When Death Still Stings

Dear Friends,

On the 15th of most months for the past four years, a vigil has been held on the Arcata Plaza or at Arcata City Hall. We bring flowers, wear red, light candles, hold signs, and shout “Justice for Josiah!”. We stand in silence with our heads bowed in disbelief at our failed justice system. We listen to prayers prayed and a mother’s heart breaking, voice cracking, tears falling, rage and grief lining everything. 

After many young people in his care were killed from gang violence, Father Gregory Boyle once wrote, “You don’t keep vigil—it keeps you.” 

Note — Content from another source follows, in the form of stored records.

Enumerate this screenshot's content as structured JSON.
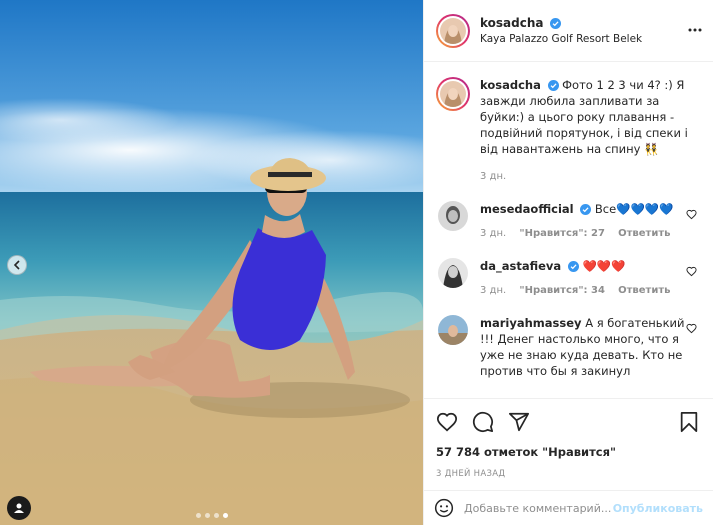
{
  "post": {
    "username": "kosadcha",
    "location": "Kaya Palazzo Golf Resort Belek"
  },
  "caption": {
    "username": "kosadcha",
    "text": "Фото 1 2 3 чи 4? :) Я завжди любила запливати за буйки:) а цього року плавання - подвійний порятунок, і від спеки і від навантажень на спину 👯",
    "time": "3 дн."
  },
  "comments": [
    {
      "username": "mesedaofficial",
      "text": "Все💙💙💙💙",
      "time": "3 дн.",
      "likes": "\"Нравится\": 27",
      "reply": "Ответить"
    },
    {
      "username": "da_astafieva",
      "text": "❤️❤️❤️",
      "time": "3 дн.",
      "likes": "\"Нравится\": 34",
      "reply": "Ответить"
    },
    {
      "username": "mariyahmassey",
      "text": "А я богатенький !!! Денег настолько много, что я уже не знаю куда девать. Кто не против что бы я закинул"
    }
  ],
  "likes_text": "57 784 отметок \"Нравится\"",
  "date_text": "3 ДНЕЙ НАЗАД",
  "add_comment": {
    "placeholder": "Добавьте комментарий...",
    "publish_label": "Опубликовать"
  },
  "carousel": {
    "total": 4,
    "current": 4
  },
  "colors": {
    "verified": "#3897f0",
    "link_disabled": "#b2dffc",
    "muted_text": "#8e8e8e",
    "swimsuit": "#3a2fd6"
  },
  "icons": [
    "more-icon",
    "heart-icon",
    "comment-icon",
    "share-icon",
    "bookmark-icon",
    "emoji-icon",
    "chevron-left-icon",
    "user-tag-icon",
    "verified-icon"
  ]
}
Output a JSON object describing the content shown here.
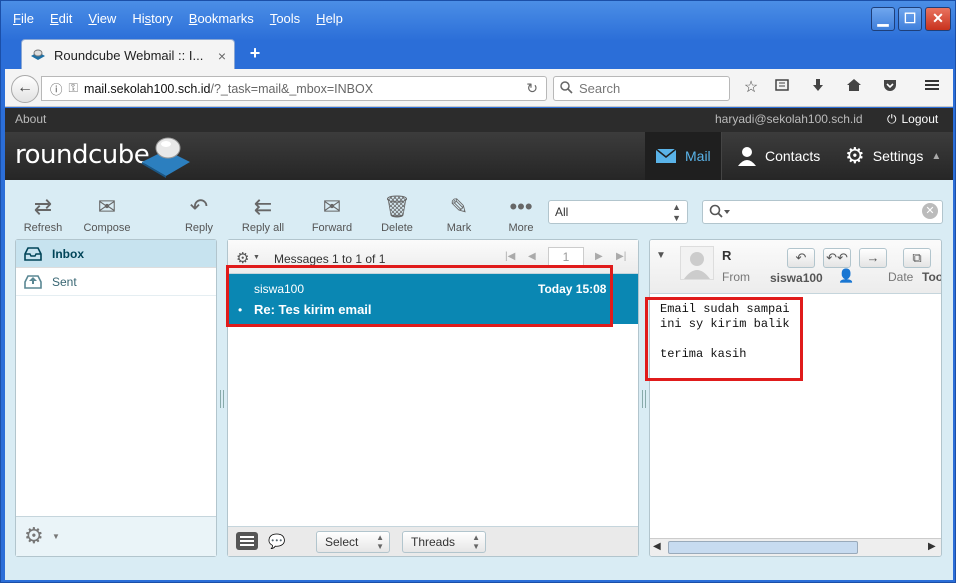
{
  "browser": {
    "menu": [
      "File",
      "Edit",
      "View",
      "History",
      "Bookmarks",
      "Tools",
      "Help"
    ],
    "menu_underline": [
      "F",
      "E",
      "V",
      "s",
      "B",
      "T",
      "H"
    ],
    "window_buttons": {
      "minimize": "▁",
      "maximize": "☐",
      "close": "✕"
    },
    "tab_title": "Roundcube Webmail :: I...",
    "tab_close": "×",
    "new_tab": "+",
    "url_host": "mail.sekolah100.sch.id",
    "url_path": "/?_task=mail&_mbox=INBOX",
    "search_placeholder": "Search"
  },
  "roundcube": {
    "about": "About",
    "user": "haryadi@sekolah100.sch.id",
    "logout": "Logout",
    "logo": "roundcube",
    "nav": {
      "mail": "Mail",
      "contacts": "Contacts",
      "settings": "Settings"
    },
    "toolbar": {
      "refresh": "Refresh",
      "compose": "Compose",
      "reply": "Reply",
      "reply_all": "Reply all",
      "forward": "Forward",
      "delete": "Delete",
      "mark": "Mark",
      "more": "More"
    },
    "filter_value": "All",
    "folders": [
      {
        "name": "Inbox",
        "selected": true
      },
      {
        "name": "Sent",
        "selected": false
      }
    ],
    "messagelist": {
      "count_text": "Messages 1 to 1 of 1",
      "page": "1",
      "rows": [
        {
          "from": "siswa100",
          "date": "Today 15:08",
          "subject": "Re: Tes kirim email",
          "bullet": "•"
        }
      ],
      "select_label": "Select",
      "threads_label": "Threads"
    },
    "preview": {
      "sender_initial": "R",
      "from_label": "From",
      "from_name": "siswa100",
      "date_label": "Date",
      "extra_label": "Too",
      "body": "Email sudah sampai\nini sy kirim balik\n\nterima kasih"
    }
  },
  "colors": {
    "selected_row": "#0a87b3",
    "highlight_box": "#e01b1b",
    "mail_nav_active": "#5ab3e8"
  }
}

Those of you who have lost your “beloved person,” where death came too quickly, abruptly, unexpectedly—a life stolen—you don’t hold monthly vigils to remember. You carry the vigil with you into every moment of your life. You hold vigil in your body, the hollow pain of loss embeds deep within you where this cavernous void becomes a constant reminder of who is no longer there. Every experience, every life-changing moment, every trip or vacation or holiday or meal around the table is a vigil—a perpetual sign of the life stolen and the emptiness you feel without their presence with you. 

You don’t keep vigil—it keeps you. 

Who made us judge and jury of another person’s life? When a murderer—in street clothes or uniform—determines who lives and dies, where is justice there? Jesus Christ was unjustly accused, unjustly tortured and beaten and mocked and murdered with all his dirty laundry of who he ate with and how much he drank as an after-thought justification for his beatings and death. Like Sandra Bland, Eric Garner, George Floyd, Daunte Wright, and countless other names. Beatings, torture, murder justified through later-learned dirty laundry.

You don’t keep vigil—it keeps you.

I never knew David Josiah Lawson personally, but I know his mother, Charmaine, and I’ve felt a sliver of the pain she carries coursing through her and into me. I’ve held her hand in prayer, vice gripped with generations of Black grieving mothers surrounding her, wailing and raging over their sons’ lives stolen. My hands and body, a tripod to keep her up.

When a Black man calls out from dying breath or from fear of being pulled over or from bleeding at a house party, “Mama!”, are not all Mama’s called on? Do we not all hear their cry echoing throughout the ages if we listen close enough? I think of Jesus Christ on the cross crying out for his Mama and making sure she would be held through the void that would come from his death—that she would be cared for in the pit of her grief and in her rage and anger at injustice. 

There may have been victory over death through Christ’s death, but everyday still hurts. When the weighty death of your beloved’s unjust killing stands on your chest, where you can no longer get full breaths in, the pain can overshadow any victory. Because no matter the victory of Christ, and no matter how many times Christians say “Oh death, where is your sting?”, death fucking stings. The paradox we live in as a People of Hope includes the lingering sting of death until death comes for each of us and the joy of what’s-to-come is revealed. 

You don’t keep vigil. Vigil keeps you and is the constant reminder of how much death still stings. 

So what do you do in the meantime? How do you continue forth within this sting? 

“God protects me from nothing but sustains me through everything,” Father Boyle wrote in Tattoos on the Heart. In the midst of working to undo an unjust and oppressively racist system bent on control and greed, we find that we might not be protected but we are sustained. You can walk through the valley of the shadow of death, even when the sting of death feels impossible, because you are not walking it alone. Christ walked that valley before you and walks it with you even now.